Directed by Robert Altman.
Starring Philip Baker Hall.
In a Nutshell: A fictionalized portrayal of former President Nixon’s reflections.

What sort of truth can be ascertained within fiction? Particularly when it so brazenly skews well-documented fact? Secret Honor attempts this, showcasing a memoir, drunkenly dictated by Richard Nixon (Philip Baker Hall). The account is near-complete fabrication, but portrayed as if it could have happened. Nixon himself is not quite the man we know, more of an expansion on his public persona. Though that would in fact make him a more familiar figure than the “real” Nixon; self-righteous, bitter and willing to stand before the American people their victim. Hall treads that line between embodiment and impersonation in a similar vein, running the emotional gamut to near apoplexy (not a criticism per se, but a clear example of how jarring stage acting can sometimes feel on film). He veers from emotional high to low, dotted with sputtering digressions and unconscious profanity, expertly exposing Nixon’s wounds underneath.

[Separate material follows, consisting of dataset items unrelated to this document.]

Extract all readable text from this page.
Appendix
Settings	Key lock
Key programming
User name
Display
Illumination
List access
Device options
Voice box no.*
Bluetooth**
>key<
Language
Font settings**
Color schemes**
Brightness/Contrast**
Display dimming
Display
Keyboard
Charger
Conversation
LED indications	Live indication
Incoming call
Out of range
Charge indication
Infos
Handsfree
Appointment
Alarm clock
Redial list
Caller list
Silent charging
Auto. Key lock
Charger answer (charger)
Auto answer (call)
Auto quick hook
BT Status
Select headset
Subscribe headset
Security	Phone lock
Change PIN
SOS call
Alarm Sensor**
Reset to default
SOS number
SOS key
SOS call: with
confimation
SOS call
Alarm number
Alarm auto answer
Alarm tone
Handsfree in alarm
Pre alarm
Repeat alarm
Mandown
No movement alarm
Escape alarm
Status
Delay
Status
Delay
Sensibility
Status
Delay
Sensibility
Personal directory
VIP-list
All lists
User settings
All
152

Ever the dependable “actor’s director,” Altman observes with little fanfare. Though he does restate one noticeable motif; Nixon’s image in a television monitor; a parallel to his own self-created image, now washed out and trapped in recorded history. This image created by Altman, Hall and writers Donald Freed and Arnold M. Stone (the latter a former lawyer for the Justice Department and the National Security Agency) is able balance both sides of the political spectrum. Nixon is still the left’s adversary, but abused by his friends on the right into a man willing to extend the Vietnam War for drug money. This Nixon can only absolve himself by his own hand and the movie presents an intriguing invention to the Watergate scandal. Without aligning with any real history, it does well to exploring the shady moral waters that run our country, and what sort of man it produced. Or could have produced and probably did anyhow.